Com a sonoridade alternando entre o rockão puro do primeiro disco e a viagem lisérgica dos dois seguintes, o single “A Rua” (escolhido como música de trabalho, ainda existe isso?) traz versos com pegada social que falam sobre um problema bem comum nas cidades. “Nunca fizemos críticas social e política, mas chegou a hora. Criança na rua é um problema desde os anos 60”, disse ao DM o tecladista Mario Testoni, que está na banda desde o segundo álbum. “A música é do Aroldo Binda, ex-guitarrista da Casa das Máquinas, e existe há 25 anos: estava guardada na gaveta.”

Mas a mudança mais perceptível, que atinge seu ápice em “Ato Lisérgico” e “Drama da Vida”, está no vocal. Nos anos 70, contou Testoni ao repórter, eles eram agudos e tinham um quê hard rock. “Mas o mundo mudou. É difícil seguir com a mesma sonoridade. Hoje, toca-se diferente”, afirmou. Apesar das peculiaridade de uma época e do desafio em voltar à parada sabendo que o rock se transformou, uma coisa é certa: a Casa das Máquinas segue com o estilo que lhe colocou entre os maiores nomes da história do rock brasileiro. “A banda é uma banda de classic rock e rock progressivo, por isso a nossa demora em gravar. Não queríamos perder nossas raízes.” 

Os fãs já puderam sacar as músicas antes do lançamento do disco (que também terá versão em LP). Por ser o primeiro de inéditas desde “Casa de Rock”, havia uma espécie de transtorno generalizado entre os roqueiros, os lisérgicos e de bons ouvidos: “A Rua”, “Tão Down”, Horizonte” e a faixa-título chegaram ao público como hits entre os anos de 2020 e 2021, porém aparecem num disco, costuradas por outras canções e inseridas num conceito. Até Kiko Zambianchi, sabendo que um álbum da Casa das Máquinas é um acontecimento histórico, cedeu uma faixa para o grupo.
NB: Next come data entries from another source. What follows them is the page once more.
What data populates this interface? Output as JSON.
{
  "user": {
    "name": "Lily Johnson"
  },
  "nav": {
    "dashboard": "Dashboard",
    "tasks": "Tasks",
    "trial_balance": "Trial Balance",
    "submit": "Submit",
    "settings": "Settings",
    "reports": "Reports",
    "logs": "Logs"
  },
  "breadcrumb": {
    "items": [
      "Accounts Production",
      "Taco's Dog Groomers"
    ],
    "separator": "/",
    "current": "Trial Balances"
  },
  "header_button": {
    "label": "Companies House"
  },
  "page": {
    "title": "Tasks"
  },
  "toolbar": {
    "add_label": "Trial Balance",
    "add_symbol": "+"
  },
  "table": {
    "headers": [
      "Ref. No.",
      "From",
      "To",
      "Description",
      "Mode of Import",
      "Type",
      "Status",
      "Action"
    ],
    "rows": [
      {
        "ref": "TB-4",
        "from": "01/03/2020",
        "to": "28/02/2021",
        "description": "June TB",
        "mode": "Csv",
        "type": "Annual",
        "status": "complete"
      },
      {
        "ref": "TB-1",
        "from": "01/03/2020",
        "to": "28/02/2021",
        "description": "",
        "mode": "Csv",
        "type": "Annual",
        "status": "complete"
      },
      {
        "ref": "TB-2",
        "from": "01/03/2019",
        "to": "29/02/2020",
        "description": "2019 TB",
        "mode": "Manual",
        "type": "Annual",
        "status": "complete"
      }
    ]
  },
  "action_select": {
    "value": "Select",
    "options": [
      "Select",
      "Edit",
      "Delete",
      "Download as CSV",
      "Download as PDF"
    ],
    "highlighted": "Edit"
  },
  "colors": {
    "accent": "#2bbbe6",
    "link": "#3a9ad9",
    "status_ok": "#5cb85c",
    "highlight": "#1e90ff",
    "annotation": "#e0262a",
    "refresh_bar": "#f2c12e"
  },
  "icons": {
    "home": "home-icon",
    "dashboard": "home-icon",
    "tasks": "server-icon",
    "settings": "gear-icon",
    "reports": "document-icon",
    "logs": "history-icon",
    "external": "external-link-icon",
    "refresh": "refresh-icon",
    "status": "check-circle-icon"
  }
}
Não qualquer uma, dessas que servem para encher linguiça, mas uma boa música, uma das melhoras. Qual?  Ora vejam, “Ato Lisérgico”. Enquanto as novas versões de velhas (e boas) canções não chegam, fiquem com “Brilho nos Olhos”: não é qualquer disco. É – repitam comigo – um discaço de rock para ser ouvido no último volume. Só ouçam.